Combien de temps dura cette épreuve ? Je l’ignore. Il y a là une lacune dans mon esprit. Tout ce dont je me souviens, c’est que j’eus l’impression d’avoir vécu des siècles, quand je vis, presque au-dessus de moi, un voilier sortir de la brume.

Il filait sous le vent, à bonne allure, ses voiles gonflées, et fendait l’eau de sa proue, qui ouvrait un large sillon d’écume.

J’étais juste sur sa route. Je voulus crier, mais je n’en eus pas la force. L’étrave m’effleura et, pris dans un formidable remous, je sentis une grosse vague me passer par-dessus la tête.

Puis le flanc noir du bateau glissa si près de moi, que j’aurais pu le toucher de la main. Désespérément, je tentai de m’y accrocher, d’enfoncer mes ongles dans le bois. Mes bras refusèrent de m’obéir. De nouveau, j’essayai d’appeler. Mon gosier n’émit aucun son.

La poupe, à son tour, se présenta à moi, tombant à pic dans un creux des vagues. J’aperçus un homme qui était à la barre et, près de lui, un autre individu qui semblait avoir pour unique occupation de fumer un cigare.

Je distinguai la fumée qui s’échappait de ses lèvres ; d’un geste machinal, il tourna la tête dans ma direction, et promena son regard sur l’eau. Cet acte, chez lui, n’était pas prémédité. Il était dû à un simple hasard. L’homme était oisif et il cherchait inconsciemment à s’occuper l’esprit en contemplant la mer.

Pour moi, la vie et la mort étaient dans ce regard. Le brouillard s’apprêtait à absorber le navire et je ne voyais plus que le dos du timonier.

Mais le regard, s’étant abaissé sur l’eau, vint se poser sur moi. Il me rencontra et ne se détourna pas. Nos yeux, au contraire, se croisèrent.

Instantanément, l’homme cria un ordre, puis bondit à la roue du gouvernail, qu’il manœuvra. Le bateau vira lentement sur lui-même, mais, emporté par son élan, s’effaça dans la brume.

J’étais à bout et me sentais glisser dans une totale inconscience, lorsque je perçus des coups d’aviron qui s’approchaient de moi, et des appels que je supposai m’être adressés.

J’entendis ensuite une voix bourrue, qui me criait de plus près :

– Bon sang ! Pourquoi ne répondez-vous pas ?

Alors je tournai de l’œil et m’évanouis dans les ténèbres.

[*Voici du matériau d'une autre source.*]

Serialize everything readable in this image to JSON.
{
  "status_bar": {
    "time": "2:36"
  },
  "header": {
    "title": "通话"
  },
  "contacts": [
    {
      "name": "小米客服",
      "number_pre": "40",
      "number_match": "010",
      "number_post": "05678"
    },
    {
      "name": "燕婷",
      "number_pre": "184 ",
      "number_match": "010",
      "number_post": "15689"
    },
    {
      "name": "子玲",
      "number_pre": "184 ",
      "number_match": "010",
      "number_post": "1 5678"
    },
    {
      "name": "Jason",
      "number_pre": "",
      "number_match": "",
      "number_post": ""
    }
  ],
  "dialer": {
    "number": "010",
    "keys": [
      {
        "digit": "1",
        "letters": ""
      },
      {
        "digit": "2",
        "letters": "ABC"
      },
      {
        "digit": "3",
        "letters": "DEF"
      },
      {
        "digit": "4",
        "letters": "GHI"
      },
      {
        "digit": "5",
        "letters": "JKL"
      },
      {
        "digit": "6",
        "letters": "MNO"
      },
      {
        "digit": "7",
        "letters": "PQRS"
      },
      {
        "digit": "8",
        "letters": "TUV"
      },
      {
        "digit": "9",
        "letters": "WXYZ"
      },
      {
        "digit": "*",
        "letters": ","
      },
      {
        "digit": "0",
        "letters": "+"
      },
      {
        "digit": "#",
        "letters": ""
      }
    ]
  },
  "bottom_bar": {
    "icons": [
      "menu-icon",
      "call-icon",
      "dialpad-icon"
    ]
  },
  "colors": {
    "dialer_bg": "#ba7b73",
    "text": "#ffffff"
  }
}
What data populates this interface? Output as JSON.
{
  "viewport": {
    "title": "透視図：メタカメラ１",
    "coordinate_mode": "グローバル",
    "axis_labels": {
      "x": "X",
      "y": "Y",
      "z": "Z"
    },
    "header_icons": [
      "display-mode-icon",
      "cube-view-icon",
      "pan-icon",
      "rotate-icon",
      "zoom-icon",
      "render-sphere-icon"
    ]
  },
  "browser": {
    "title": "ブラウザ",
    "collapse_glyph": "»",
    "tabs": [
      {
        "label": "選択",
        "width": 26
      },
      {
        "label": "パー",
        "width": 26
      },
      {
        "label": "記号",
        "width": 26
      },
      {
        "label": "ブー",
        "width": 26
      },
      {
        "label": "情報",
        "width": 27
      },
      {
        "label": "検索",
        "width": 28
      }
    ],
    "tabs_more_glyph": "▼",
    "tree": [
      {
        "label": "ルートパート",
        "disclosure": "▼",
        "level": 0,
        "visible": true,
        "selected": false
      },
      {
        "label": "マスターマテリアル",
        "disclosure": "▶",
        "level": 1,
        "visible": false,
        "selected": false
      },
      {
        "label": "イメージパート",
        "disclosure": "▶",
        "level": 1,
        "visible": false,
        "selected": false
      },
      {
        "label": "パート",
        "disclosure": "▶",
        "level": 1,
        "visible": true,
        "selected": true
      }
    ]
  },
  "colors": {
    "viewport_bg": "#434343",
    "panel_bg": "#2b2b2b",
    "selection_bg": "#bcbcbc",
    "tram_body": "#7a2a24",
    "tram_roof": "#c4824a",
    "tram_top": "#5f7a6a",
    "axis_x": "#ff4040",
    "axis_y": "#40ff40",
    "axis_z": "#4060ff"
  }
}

1 Détroit qui fait communiquer la baie de San Francisco avec la mer.

2

J’avais l’impression de me balancer à travers l’immensité de l’éther, suivant un rythme puissant et régulier. Des points étincelants paraissaient et s’éteignaient autour de moi. C’étaient, pensai-je, des étoiles, des soleils et des comètes flamboyantes, qui peuplaient ma fuite dans le monde astral.

Alors que j’atteignais la limite de la trajectoire décrite par mon corps, pour revenir en arrière, un coup de gong résonna. Puis je repris, avec délices, mon élan en sens inverse, et ce petit jeu continua pendant une période que je ne pouvais évaluer avec exactitude, mais qui me parut être une éternité.

Un changement se produisit ensuite dans le cours de mon rêve étrange. Le balancement se fit plus court, et sur un rythme accéléré. À peine pouvais-je, de temps à autre, reprendre haleine, puis j’étais de nouveau violemment projeté à travers les deux. Le gong, aussi, retentissait plus furieusement, et à intervalles plus rapprochés. Et l’appréhension de chaque coup se faisait, chez moi, plus douloureuse.

Après quoi, mon rêve subit une variation nouvelle et j’eus l’impression d’être traîné sur un sol caillouteux, que le soleil aurait chauffé à blanc. Ma peau s’écorchait à vif et l’angoisse que j’en ressentais était intolérable.

Le gong résonna encore, comme un glas lugubre. Les points étincelants reparurent, en une avalanche lumineuse, comme si tout le système planétaire s’écroulait dans le vide. Je haletai pour retrouver ma respiration, et ouvris les yeux.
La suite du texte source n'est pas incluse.